The maintenance immunosuppression regimen was described in nine of the thirteen previously described cases, with all nine receiving prednisone or prednisolone and a calcineurin inhibitor (seven received tacrolimus, two received cyclosporine; Table 1).5, 4, 6-12 In addition, five of the nine received a three-drug regimen with mycophenolate mofetil, and two received a three-drug regimen with azathioprine.5, 4, 6-12 Tacrolimus, cyclosporine, mycophenolate mofetil, and azathioprine are less likely to be associated with PML when used as monotherapy, but the risk is higher when used in combination with other agents that also predispose one to PML.19
In post-lung transplant patients with PML, immunosuppressive agents are often modified in an effort to limit PML disease progression, but decreasing the doses must be balanced with the risk of rejection. Immunosuppression modulation was undertaken as a treatment measure in at least 11 of the 14 cases (including this case) of PML in post-lung transplant patients (treatment was not reported in three of the cases).3, 5, 4, 6-13
There were limitations to the literature review portion of the case discussion. For one, not all reported cases of PML after lung transplant specified the induction and maintenance immunosuppression regimens or the transplant rejection history and treatment. The incomplete data from the literature restricted our ability to identify potential trends in the clinical variables between cases.
6 CONCLUSION
Overall, PML should be suspected in immunocompromised patients including lung transplant recipients presenting with subacute neurological deficits.
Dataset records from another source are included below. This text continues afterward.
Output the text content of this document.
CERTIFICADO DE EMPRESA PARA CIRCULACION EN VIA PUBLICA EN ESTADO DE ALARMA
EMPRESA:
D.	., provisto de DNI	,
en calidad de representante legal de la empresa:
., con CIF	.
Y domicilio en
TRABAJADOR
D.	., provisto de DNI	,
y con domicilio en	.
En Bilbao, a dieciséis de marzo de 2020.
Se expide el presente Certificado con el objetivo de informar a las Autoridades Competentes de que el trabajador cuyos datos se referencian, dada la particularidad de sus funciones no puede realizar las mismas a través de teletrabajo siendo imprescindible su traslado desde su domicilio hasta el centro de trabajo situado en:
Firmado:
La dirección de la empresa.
It is an important diagnosis to consider early on in the post-transplant course (<1 year) if the clinical syndrome and radiographic features are consistent with PML. Brain MRI can show white matter changes that should make one consider a PML diagnosis, and quantitative JC viral PCR values from CSF can be valuable diagnostic tools with potential value in prognostication as well.
AUTHOR CONTRIBUTIONS
Jason Sakizadeh: Writing – original draft. Michael J. Davis: Writing – review and editing. Lauren Fontana: Writing – review and editing.
FUNDING INFORMATION
None.
CONFLICT OF INTEREST STATEMENT
The authors (Jason Sakizadeh, Michael J. Davis, and Lauren Fontana) have no conflicts of interest that are directly relevant to this case report.
CONSENT
Written informed consent was obtained from the patient to publish this report in accordance with the journal's patient consent policy.
Open Research
DATA AVAILABILITY STATEMENT
Data sharing is not applicable to this article as no new data were created or analyzed in this study.